Around 70% of UK consumers have been targeted by scam messages that seemed to originate from legitimate sources like delivery firms, banks or government departments, new research has revealed.
Over half of those who were targeted (56%) suspect the scammers used artificial intelligence technology, including deepfake voices or images, according to the survey by data and insights company TransUnion.
Nearly one in ten people (9%) have actually lost money to fraudsters impersonating well-known brands, with 2% still unclear about how they were duped, whilst more than one in ten victims (11%) lost a minimum of £1,000.
Young adults seem particularly at risk as they tend to use mobile messaging more frequently, with 13% of those aged 25 to 34 and 11% of 18 to 24 year olds falling victim to financial scams.
Royal Mail tops the list of Britain’s most copied brands, with 40% of UK adults reporting they’ve received bogus messages from criminals pretending to represent the postal service, followed by Evri at 38%.
Parcel delivery fraud – where people are contacted about fake upcoming or missed deliveries – continues to be fraudsters’ preferred method of attack.
TransUnion chief executive Madhu Kejriwal commented: “As fraudsters exploit artificial intelligence, scams are becoming more sophisticated and harder for consumers to spot due to their sheer volume, accuracy and tone.
“These scams don’t just look real, they feel real.
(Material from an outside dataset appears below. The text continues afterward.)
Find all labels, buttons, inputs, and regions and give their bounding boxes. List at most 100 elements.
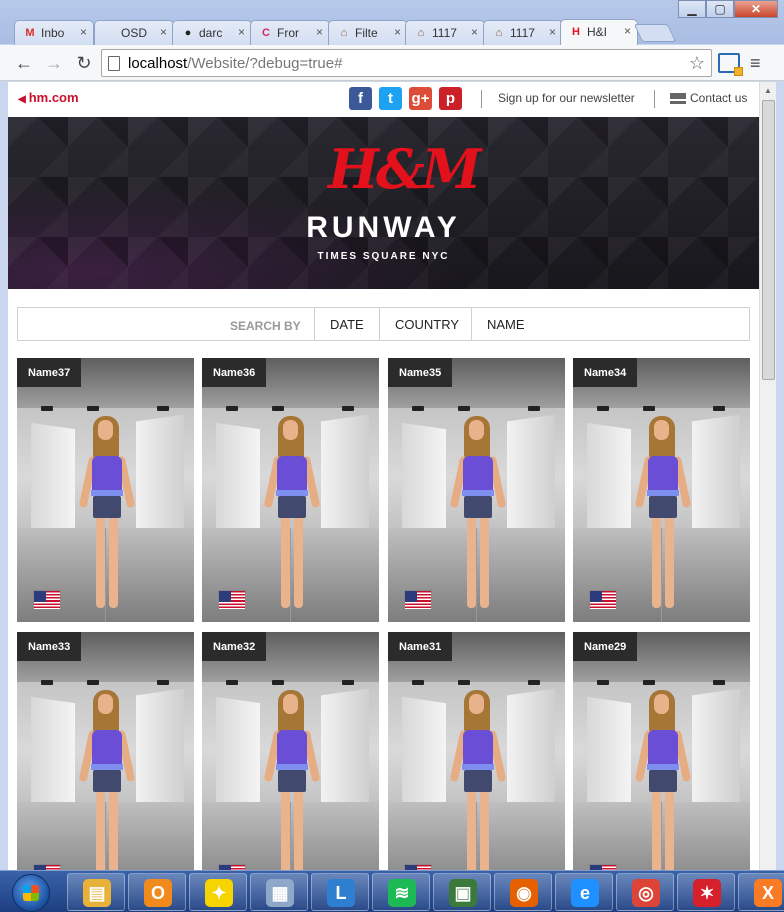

Whether it’s a delivery text arriving just when you’re expecting a parcel, or an email that looks like it’s from your bank, it’s more important than ever that consumers stay vigilant.”
Chad Reimers, general manager of identity and fraud at TransUnion in the UK and Europe, said: “Consumers should be aware that even if a relatively small sum of money has been lost, it may just be the first phase of the fraudster’s objective.
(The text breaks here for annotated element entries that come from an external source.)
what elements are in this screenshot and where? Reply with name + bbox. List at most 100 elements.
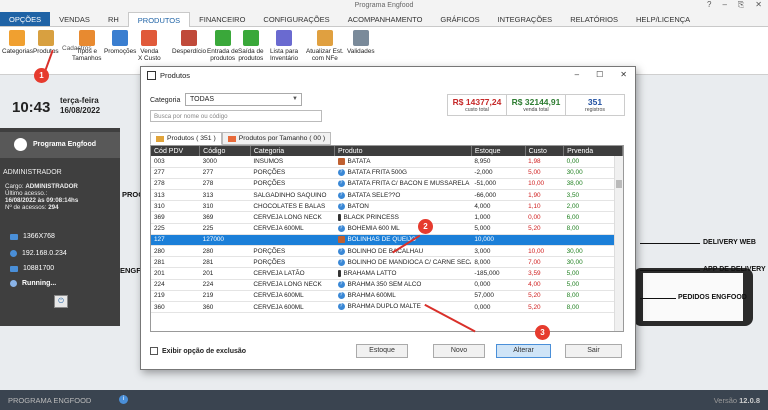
table-cell: 225 xyxy=(199,223,251,235)
table-cell: 201 xyxy=(151,267,200,280)
table-scrollbar[interactable] xyxy=(614,156,623,331)
update-stock-nfe-icon xyxy=(316,30,333,46)
close-icon[interactable]: ✕ xyxy=(755,0,762,10)
table-cell: INSUMOS xyxy=(250,156,335,168)
table-row[interactable]: 201 201 CERVEJA LATÃO BRAHAMA LATTO -185,000… xyxy=(151,267,623,280)
sair-button[interactable]: Sair xyxy=(565,344,622,358)
table-row[interactable]: 369 369 CERVEJA LONG NECK BLACK PRINCESS 1,0… xyxy=(151,211,623,224)
table-cell: ? BATATA FRITA C/ BACON E MUSSARELA xyxy=(334,178,472,191)
estoque-button[interactable]: Estoque xyxy=(356,344,408,358)
table-row[interactable]: 360 360 CERVEJA 600ML? BRAHMA DUPLO MALTE 0,… xyxy=(151,301,623,314)
table-cell: 281 xyxy=(151,256,200,269)
table-row[interactable]: 280 280 PORÇÕES? BOLINHO DE BACALHAU 3,000 10… xyxy=(151,245,623,258)
dialog-title: Produtos xyxy=(160,71,191,80)
weekday-label: terça-feira xyxy=(60,96,99,105)
table-cell: 313 xyxy=(151,189,200,202)
ip-row: 192.168.0.234 xyxy=(10,250,67,257)
table-cell: 369 xyxy=(151,211,200,224)
app-delivery-label: APP DE DELIVERY xyxy=(703,266,766,273)
category-select[interactable]: TODAS ▼ xyxy=(185,93,302,106)
minimize-icon[interactable]: – xyxy=(722,0,726,10)
table-cell: CERVEJA 600ML xyxy=(250,301,335,314)
table-cell: ? BOHEMIA 600 ML xyxy=(334,223,472,235)
table-cell: 313 xyxy=(199,189,251,202)
column-header[interactable]: Cód PDV xyxy=(151,146,201,156)
ribbon-button-6[interactable]: Entrada de produtos xyxy=(207,30,238,62)
product-subtabs: Produtos ( 351 ) Produtos por Tamanho ( … xyxy=(150,132,332,145)
tab-vendas[interactable]: VENDAS xyxy=(50,12,99,26)
dialog-maximize-icon[interactable]: ☐ xyxy=(596,70,603,79)
info-icon[interactable]: i xyxy=(119,395,128,404)
tab-graficos[interactable]: GRÁFICOS xyxy=(431,12,488,26)
column-header[interactable]: Custo xyxy=(525,146,565,156)
ribbon-button-1[interactable]: Produtos xyxy=(33,30,59,55)
exit-button[interactable]: ⏻ xyxy=(54,295,68,308)
table-row[interactable]: 219 219 CERVEJA 600ML? BRAHMA 600ML 57,000 5,… xyxy=(151,290,623,302)
product-photo-icon xyxy=(337,157,345,165)
table-row[interactable]: 224 224 CERVEJA LONG NECK? BRAHMA 350 SEM A… xyxy=(151,279,623,291)
tab-produtos[interactable]: PRODUTOS xyxy=(127,12,191,28)
ribbon-button-10[interactable]: Validades xyxy=(347,30,375,55)
total-1: R$ 32144,91 venda total xyxy=(507,95,566,115)
globe-icon xyxy=(10,250,17,257)
ribbon-button-3[interactable]: Promoções xyxy=(104,30,136,55)
table-row[interactable]: 003 3000 INSUMOS BATATA 8,950 1,98 0,00 xyxy=(151,156,623,168)
cargo-label: Cargo: xyxy=(5,183,24,190)
tab-produtos-por-tamanho[interactable]: Produtos por Tamanho ( 00 ) xyxy=(221,132,332,145)
table-cell xyxy=(525,234,564,247)
question-icon: ? xyxy=(337,202,345,210)
table-row[interactable]: 313 313 SALGADINHO SAQUINO? BATATA SELE??O -… xyxy=(151,189,623,202)
novo-button[interactable]: Novo xyxy=(433,344,485,358)
tab-acompanhamento[interactable]: ACOMPANHAMENTO xyxy=(339,12,432,26)
tab-configuracoes[interactable]: CONFIGURAÇÕES xyxy=(254,12,338,26)
table-cell: 003 xyxy=(151,156,200,168)
ribbon-button-8[interactable]: Lista para Inventário xyxy=(270,30,298,62)
help-icon[interactable]: ? xyxy=(707,0,711,10)
tab-help-licenca[interactable]: HELP/LICENÇA xyxy=(627,12,699,26)
alterar-button[interactable]: Alterar xyxy=(496,344,551,358)
tab-produtos-list[interactable]: Produtos ( 351 ) xyxy=(150,132,222,145)
table-row[interactable]: 310 310 CHOCOLATES E BALAS? BATON 4,000 1,10 2… xyxy=(151,200,623,213)
table-cell: BRAHAMA LATTO xyxy=(334,267,472,280)
tab-relatorios[interactable]: RELATÓRIOS xyxy=(561,12,627,26)
ribbon-button-0[interactable]: Categorias xyxy=(2,30,33,55)
product-photo-icon xyxy=(337,236,345,244)
table-row[interactable]: 281 281 PORÇÕES? BOLINHO DE MANDIOCA C/ CAR… xyxy=(151,256,623,269)
show-deleted-checkbox[interactable]: Exibir opção de exclusão xyxy=(150,347,246,355)
ribbon-button-5[interactable]: Desperdício xyxy=(172,30,206,55)
tab-rh[interactable]: RH xyxy=(99,12,128,26)
ribbon-button-7[interactable]: Saída de produtos xyxy=(238,30,264,62)
ribbon-button-4[interactable]: Venda X Custo xyxy=(138,30,161,62)
delivery-web-label: DELIVERY WEB xyxy=(703,239,756,246)
tab-integracoes[interactable]: INTEGRAÇÕES xyxy=(489,12,562,26)
tab-opcoes[interactable]: OPÇÕES xyxy=(0,12,51,26)
table-row[interactable]: 225 225 CERVEJA 600ML? BOHEMIA 600 ML 5,000 5… xyxy=(151,223,623,235)
column-header[interactable]: Código xyxy=(199,146,251,156)
window-title-bar: Programa Engfood ? – ⎘ ✕ xyxy=(0,0,768,12)
table-cell: 5,20 xyxy=(525,301,564,314)
ribbon-button-9[interactable]: Atualizar Est. com NFe xyxy=(306,30,344,62)
search-input[interactable]: Busca por nome ou código xyxy=(150,110,322,122)
table-cell: 57,000 xyxy=(471,290,526,302)
table-cell: 4,000 xyxy=(471,200,526,213)
checkbox-box[interactable] xyxy=(150,347,158,355)
column-header[interactable]: Prvenda xyxy=(563,146,623,156)
table-cell: 280 xyxy=(151,245,200,258)
column-header[interactable]: Estoque xyxy=(471,146,526,156)
table-row[interactable]: 127 127000 BOLINHAS DE QUEIJO 10,000 xyxy=(151,234,623,247)
pedidos-label: PEDIDOS ENGFOOD xyxy=(678,294,747,301)
restore-icon[interactable]: ⎘ xyxy=(738,0,744,10)
table-row[interactable]: 278 278 PORÇÕES? BATATA FRITA C/ BACON E MU… xyxy=(151,178,623,191)
column-header[interactable]: Categoria xyxy=(250,146,336,156)
table-cell: 3000 xyxy=(199,156,251,168)
table-cell: 0,00 xyxy=(525,211,564,224)
table-cell: ? BATATA SELE??O xyxy=(334,189,472,202)
table-row[interactable]: 277 277 PORÇÕES? BATATA FRITA 500G -2,000 5,0… xyxy=(151,167,623,179)
sale-cost-icon xyxy=(141,30,158,46)
dialog-close-icon[interactable]: ✕ xyxy=(620,70,627,79)
tab-financeiro[interactable]: FINANCEIRO xyxy=(190,12,254,26)
table-cell: 0,000 xyxy=(471,279,526,291)
column-header[interactable]: Produto xyxy=(334,146,472,156)
table-cell: 277 xyxy=(199,167,251,179)
dialog-minimize-icon[interactable]: – xyxy=(575,70,579,79)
“In some instances, once fraudsters have access to personal details or login credentials, they will look to ‘take over the account’ leading to further financial withdrawals, applying for additional credit lines and in some cases may even coach or coerce witting or unwitting money mules to shift funds quickly through accounts to launder their ill-gotten gains.
“It is, therefore, important that consumers stay vigilant and immediately report suspicious activity, especially in situations where they suspect their details have been compromised, and not just when money has been taken.”
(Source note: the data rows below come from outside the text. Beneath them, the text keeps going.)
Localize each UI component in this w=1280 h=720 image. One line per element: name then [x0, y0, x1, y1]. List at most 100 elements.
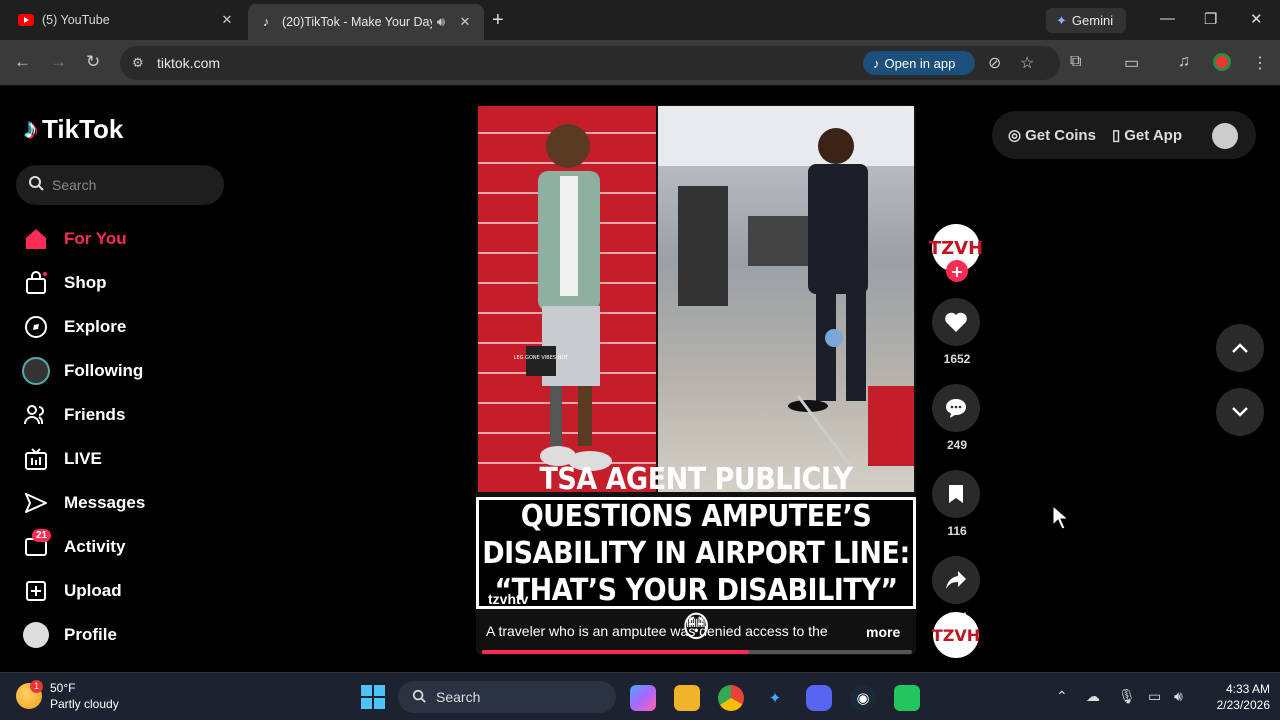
messages-icon: [22, 489, 50, 517]
sidebar-item-live[interactable]: LIVE: [22, 437, 242, 481]
save-button[interactable]: [932, 470, 980, 518]
home-icon: [22, 225, 50, 253]
mouse-cursor-icon: [1052, 504, 1070, 538]
friends-icon: [22, 401, 50, 429]
chevron-down-icon: [1231, 401, 1249, 424]
tab-youtube[interactable]: (5) YouTube ✕: [8, 6, 246, 34]
sidebar-item-upload[interactable]: Upload: [22, 569, 242, 613]
get-coins-button[interactable]: ◎ Get Coins: [1008, 126, 1096, 145]
gemini-app-icon[interactable]: ✦: [762, 685, 788, 711]
weather-condition: Partly cloudy: [50, 697, 119, 711]
sidebar-item-friends[interactable]: Friends: [22, 393, 242, 437]
steam-icon[interactable]: ◉: [850, 685, 876, 711]
discord-icon[interactable]: [806, 685, 832, 711]
user-avatar[interactable]: [1212, 123, 1238, 149]
bookmark-icon: [949, 485, 963, 503]
sidebar-item-activity[interactable]: 21 Activity: [22, 525, 242, 569]
profile-icon[interactable]: [1213, 53, 1231, 71]
chrome-icon[interactable]: [718, 685, 744, 711]
network-icon[interactable]: ☁: [1086, 688, 1100, 705]
weather-temp: 50°F: [50, 681, 76, 695]
weather-badge: 1: [30, 680, 43, 693]
creator-avatar[interactable]: TZVH +: [929, 224, 983, 282]
gemini-button[interactable]: ✦ Gemini: [1046, 8, 1126, 33]
display-icon[interactable]: ▭: [1148, 688, 1161, 705]
clock[interactable]: 4:33 AM 2/23/2026: [1200, 681, 1270, 713]
speaker-icon[interactable]: 🔊︎: [432, 14, 450, 30]
restore-icon[interactable]: ❐: [1204, 10, 1217, 28]
sidebar-item-shop[interactable]: Shop: [22, 261, 242, 305]
sidebar-item-profile[interactable]: Profile: [22, 613, 242, 657]
comment-count: 249: [946, 438, 968, 452]
menu-icon[interactable]: ⋮: [1252, 53, 1268, 73]
save-count: 116: [947, 524, 967, 538]
cast-icon[interactable]: ▭: [1124, 53, 1139, 73]
new-tab-button[interactable]: +: [492, 9, 504, 32]
site-info-icon[interactable]: ⚙: [132, 55, 144, 71]
person-figure: LEG GONE VIBES NOT: [514, 124, 612, 471]
sidebar-item-following[interactable]: Following: [22, 349, 242, 393]
weather-icon: 1: [16, 680, 43, 709]
eye-slash-icon[interactable]: ⊘: [988, 53, 1001, 73]
tab-tiktok[interactable]: ♪ (20)TikTok - Make Your Day 🔊︎ ✕: [248, 4, 484, 40]
comment-button[interactable]: [932, 384, 980, 432]
music-disc[interactable]: TZVH: [932, 612, 980, 658]
video-frame-right: [658, 106, 914, 492]
more-button[interactable]: more: [866, 624, 900, 640]
tiktok-page: ♪ TikTok Search For You Shop Explore Fol…: [0, 87, 1280, 672]
extensions-icon[interactable]: ⧉: [1070, 53, 1081, 71]
get-app-button[interactable]: ▯ Get App: [1111, 126, 1182, 145]
follow-plus-icon[interactable]: +: [946, 260, 968, 282]
share-button[interactable]: [932, 556, 980, 604]
airport-scene: [658, 106, 914, 477]
media-controls-icon[interactable]: ♫: [1178, 53, 1190, 71]
tiktok-logo[interactable]: ♪ TikTok: [24, 113, 123, 145]
tray-overflow-icon[interactable]: ⌃: [1056, 688, 1068, 705]
taskbar-search[interactable]: Search: [398, 681, 616, 713]
back-icon[interactable]: ←: [14, 52, 31, 72]
app-icon[interactable]: [894, 685, 920, 711]
close-tab-icon[interactable]: ✕: [456, 14, 474, 30]
coin-icon: ◎: [1008, 127, 1022, 144]
copilot-icon[interactable]: [630, 685, 656, 711]
minimize-icon[interactable]: —: [1160, 10, 1175, 27]
previous-video-button[interactable]: [1216, 324, 1264, 372]
share-icon: [946, 571, 966, 589]
sidebar-item-for-you[interactable]: For You: [22, 217, 242, 261]
video-author-handle[interactable]: tzvhtv: [488, 591, 528, 607]
open-in-app-button[interactable]: ♪ Open in app: [863, 51, 975, 75]
live-icon: [22, 445, 50, 473]
microphone-icon[interactable]: 🎙︎: [1118, 688, 1136, 705]
youtube-icon: [18, 12, 34, 28]
activity-badge: 21: [32, 529, 52, 542]
top-right-controls: ◎ Get Coins ▯ Get App: [992, 111, 1256, 159]
video-progress-bar[interactable]: [482, 650, 912, 654]
omnibox[interactable]: ⚙ tiktok.com ♪ Open in app ⊘ ☆: [120, 46, 1060, 80]
reload-icon[interactable]: ↻: [86, 52, 100, 72]
volume-icon[interactable]: 🔊︎: [1174, 688, 1183, 705]
start-button[interactable]: [361, 685, 385, 709]
video-player[interactable]: LEG GONE VIBES NOT TSA AGENT PUBLICLY QU…: [476, 105, 916, 655]
phone-icon: ▯: [1111, 127, 1121, 144]
bookmark-star-icon[interactable]: ☆: [1020, 53, 1034, 73]
search-icon: [412, 689, 426, 706]
close-tab-icon[interactable]: ✕: [218, 12, 236, 28]
file-explorer-icon[interactable]: [674, 685, 700, 711]
comment-icon: [946, 399, 966, 418]
tiktok-logo-icon: ♪: [24, 113, 38, 144]
next-video-button[interactable]: [1216, 388, 1264, 436]
close-window-icon[interactable]: ✕: [1250, 10, 1263, 28]
address-toolbar: ← → ↻ ⚙ tiktok.com ♪ Open in app ⊘ ☆ ⧉ ▭…: [0, 40, 1280, 86]
forward-icon[interactable]: →: [50, 52, 67, 72]
weather-widget[interactable]: 1 50°F Partly cloudy: [16, 680, 119, 712]
upload-icon: [22, 577, 50, 605]
url-text[interactable]: tiktok.com: [157, 55, 220, 71]
sidebar-item-messages[interactable]: Messages: [22, 481, 242, 525]
sidebar-nav: For You Shop Explore Following Friends L…: [22, 217, 242, 657]
compass-icon: [22, 313, 50, 341]
sidebar-item-explore[interactable]: Explore: [22, 305, 242, 349]
search-placeholder: Search: [52, 177, 97, 193]
video-headline: TSA AGENT PUBLICLY QUESTIONS AMPUTEE’S D…: [476, 462, 916, 644]
search-input[interactable]: Search: [16, 165, 224, 205]
like-button[interactable]: [932, 298, 980, 346]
The research emerges as financial technology platform Adyen revealed UK shoppers hit by fraud have lost an average of £757.64 over the past 12 months.
The firm said Britain witnessed a 144% jump in the value of money stolen per shopper in the past year, trailing only Canada. Adyen’s research revealed that shoppers are increasingly anxious about artificial intelligence and its role in fraudulent schemes, with nearly a third (29%) expressing concern about heightened fraud and scam risks.
Brigette Korney, global head of risk and fraud prevention at Adyen, explained: “With AI, fraud is a lot harder to detect, because those AI models are able to really replicate what a human would write or say.
“Social engineering kits now write flawless emails, texts and even clone brand sites. Stolen credentials are fed straight into mobile wallets, bypassing many legacy checks. AI-authored lures such as texts or emails are no longer riddled with spelling mistakes; they read like brand-approved marketing copy and are arriving at industrial scale.
“As AI technology is constantly evolving, educating shoppers about its potential impact on fraudulent activities is crucial, especially considering the varying levels of tech-savviness among customers.”
The findings come from a YouGov poll of 2,180 UK adults conducted for TransUnion in June.